Casapesenna. Il feudo di Michele Zagaria. Il superboss dei Casalesi  rintracciato in una casa-bunker e catturato il 7 dicembre 2011 dopo tre lustri di latitanza. Non si era mosso da lì. Da Casapesenna. In un paese che pare continuare a essere soggiogato dal terrore suscitato da Zagaria e dai suoi uomini di camorra. A Casapesenna vive anche un giovanissimo viceparroco originario del Veneto che in chiesa davanti ai fedeli ha avuto il coraggio di dire e di denunciare che il clan di Zagaria non ha mai smesso di taglieggiare commercianti e imprenditori. Nemmeno quando Zagaria è finito in carcere.

Don Vittorio, viceparroco della chiesa di Santa Croce, lo ha affermato durante l’omelia domenicale del 17 giugno scorso: “Questo paese non cambierà mai”. Qualcuno delle forze dell’ordine ha ascoltato. Ha scritto le parole del viceparroco in un’annotazione di polizia giudiziaria. Il 13 settembre don Vittorio è stato sentito dagli inquirenti. Ha confermato. Rivelando che quelle parole erano il frutto delle confidenze di un imprenditore edile. I tasselli combaciavano. Si trattava dello stesso imprenditore coi telefoni sotto controllo dai giorni successivi all’omelia. Dalle conversazioni captate era evidente che era vittima delle pressioni della cosca.

Grazie anche al coraggio civile di don Vittorio, la Squadra Mobile di Caserta ha arrestato cinque esponenti del clan Zagaria con l’accusa di estorsione aggravata dal metodo mafioso. L’inchiesta è stata coordinata dal pm della Dda di Napoli Catello Maresca, il magistrato che ha scovato Zagaria. Nell’ordinanza firmata dal Gip Maria Vittoria Foschini si ribadisce che la cattura del boss non ha messo fine alle attività estorsive nella provincia di Caserta: “Anzi, la necessità di garantire l’assistenza ai familiari del detenuto e di coprire i gravosi costi delle trasferte necessarie per i colloqui presso i carceri in cui Michele, i fratelli e gli altri affiliati sono ristretti, ha richiesto l’applicazione di nuovi balzelli agli imprenditori della zona”.

La vicenda del costruttore che si è confidato col prete è emblematica.

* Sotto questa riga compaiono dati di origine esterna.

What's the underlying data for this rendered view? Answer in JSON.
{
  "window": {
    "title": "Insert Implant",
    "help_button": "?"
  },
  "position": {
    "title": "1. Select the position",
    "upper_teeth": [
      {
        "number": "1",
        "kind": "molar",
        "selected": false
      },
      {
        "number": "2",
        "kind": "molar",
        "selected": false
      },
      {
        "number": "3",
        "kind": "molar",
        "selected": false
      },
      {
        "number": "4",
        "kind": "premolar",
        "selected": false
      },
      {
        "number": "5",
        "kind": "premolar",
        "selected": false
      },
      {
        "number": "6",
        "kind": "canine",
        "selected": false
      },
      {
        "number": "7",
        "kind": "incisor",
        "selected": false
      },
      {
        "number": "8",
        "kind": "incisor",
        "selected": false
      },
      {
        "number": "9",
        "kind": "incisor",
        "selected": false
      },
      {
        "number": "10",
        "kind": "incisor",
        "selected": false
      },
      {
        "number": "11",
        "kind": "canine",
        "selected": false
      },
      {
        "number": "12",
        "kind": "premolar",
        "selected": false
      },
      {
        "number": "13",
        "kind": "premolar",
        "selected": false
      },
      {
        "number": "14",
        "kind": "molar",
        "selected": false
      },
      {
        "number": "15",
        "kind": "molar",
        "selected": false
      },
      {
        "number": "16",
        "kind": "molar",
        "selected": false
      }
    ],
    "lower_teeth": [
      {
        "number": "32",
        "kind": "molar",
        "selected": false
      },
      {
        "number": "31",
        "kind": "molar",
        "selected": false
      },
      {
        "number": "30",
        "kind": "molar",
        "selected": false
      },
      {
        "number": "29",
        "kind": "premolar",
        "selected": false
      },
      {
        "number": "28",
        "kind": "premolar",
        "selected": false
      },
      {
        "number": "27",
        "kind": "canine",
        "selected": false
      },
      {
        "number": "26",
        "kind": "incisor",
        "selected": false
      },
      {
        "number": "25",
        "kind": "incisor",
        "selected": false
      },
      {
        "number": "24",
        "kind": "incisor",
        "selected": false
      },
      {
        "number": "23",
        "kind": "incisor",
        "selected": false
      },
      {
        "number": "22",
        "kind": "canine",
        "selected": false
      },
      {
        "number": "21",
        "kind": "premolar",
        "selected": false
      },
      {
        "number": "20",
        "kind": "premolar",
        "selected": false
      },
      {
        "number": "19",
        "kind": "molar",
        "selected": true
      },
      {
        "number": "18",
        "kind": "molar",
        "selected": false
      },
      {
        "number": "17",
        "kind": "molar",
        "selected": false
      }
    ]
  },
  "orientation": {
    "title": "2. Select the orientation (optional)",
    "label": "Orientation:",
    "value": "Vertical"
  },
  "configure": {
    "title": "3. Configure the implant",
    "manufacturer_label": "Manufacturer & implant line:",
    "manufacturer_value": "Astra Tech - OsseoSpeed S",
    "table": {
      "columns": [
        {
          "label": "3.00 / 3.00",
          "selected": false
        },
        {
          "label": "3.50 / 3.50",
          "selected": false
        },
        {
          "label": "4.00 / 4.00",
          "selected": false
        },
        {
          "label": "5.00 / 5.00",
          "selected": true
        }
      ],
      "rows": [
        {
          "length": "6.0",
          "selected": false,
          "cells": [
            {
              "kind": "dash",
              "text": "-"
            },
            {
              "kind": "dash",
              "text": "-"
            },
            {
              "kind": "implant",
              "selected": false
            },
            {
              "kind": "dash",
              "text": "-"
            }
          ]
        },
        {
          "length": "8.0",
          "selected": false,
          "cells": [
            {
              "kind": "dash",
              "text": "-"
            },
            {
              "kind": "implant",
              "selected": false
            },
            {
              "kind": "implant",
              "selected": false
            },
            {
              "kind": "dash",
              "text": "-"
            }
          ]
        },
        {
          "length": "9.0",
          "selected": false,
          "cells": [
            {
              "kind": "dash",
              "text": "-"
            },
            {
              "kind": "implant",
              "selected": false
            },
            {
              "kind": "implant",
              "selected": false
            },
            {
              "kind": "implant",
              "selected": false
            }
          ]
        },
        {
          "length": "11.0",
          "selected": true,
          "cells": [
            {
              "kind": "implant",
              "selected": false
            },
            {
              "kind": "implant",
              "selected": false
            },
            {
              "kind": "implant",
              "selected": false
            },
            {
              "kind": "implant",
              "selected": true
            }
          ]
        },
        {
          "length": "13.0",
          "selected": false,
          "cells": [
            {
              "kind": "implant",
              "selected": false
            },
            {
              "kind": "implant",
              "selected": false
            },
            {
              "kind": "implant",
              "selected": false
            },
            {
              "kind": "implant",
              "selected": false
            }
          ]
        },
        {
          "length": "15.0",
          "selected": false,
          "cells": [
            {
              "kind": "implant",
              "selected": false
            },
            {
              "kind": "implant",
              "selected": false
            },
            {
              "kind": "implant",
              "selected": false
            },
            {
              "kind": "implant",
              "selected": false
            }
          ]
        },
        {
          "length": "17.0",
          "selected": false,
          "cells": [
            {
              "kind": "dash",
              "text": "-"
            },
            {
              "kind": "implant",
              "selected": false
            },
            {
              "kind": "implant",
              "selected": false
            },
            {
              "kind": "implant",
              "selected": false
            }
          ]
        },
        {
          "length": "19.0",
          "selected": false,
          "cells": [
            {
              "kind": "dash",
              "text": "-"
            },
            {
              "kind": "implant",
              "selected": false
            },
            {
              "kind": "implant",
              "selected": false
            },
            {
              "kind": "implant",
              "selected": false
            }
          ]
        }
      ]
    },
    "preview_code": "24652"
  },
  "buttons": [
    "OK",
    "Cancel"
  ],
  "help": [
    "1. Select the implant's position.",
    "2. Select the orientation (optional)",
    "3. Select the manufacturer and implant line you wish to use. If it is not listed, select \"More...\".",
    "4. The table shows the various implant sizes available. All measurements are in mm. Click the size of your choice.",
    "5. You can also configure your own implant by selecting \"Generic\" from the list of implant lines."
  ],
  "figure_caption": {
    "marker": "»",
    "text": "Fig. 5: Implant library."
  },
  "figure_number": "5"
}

Negli anni scorsi si era aggiudicato la realizzazione di un complesso residenziale di 50 villette a Castel Morrone, dell’importo di circa 6 milioni di euro. Gli emissari del clan gli avevano imposto una tangente di 35.000 euro. Lui, prima della cattura di Zagaria, aveva già versato due fette da 10.000 euro ciascuna. Dopo, non ha voluto più pagare. In una telefonata al suo capocantiere, senza sapere di essere intercettato, si è lasciato andare a uno sfogo: “Noi abbiamo sbagliato per tanti anni no? E abbiamo sbagliato per tanti anni, voglio dire… Ho sbagliato anche io per tanti anni, perché uno cede, perché è stato vittima, perché… non lo so… però adesso non esiste! A me possono anche uccidermi, io non gli dò nemmeno un euro…”.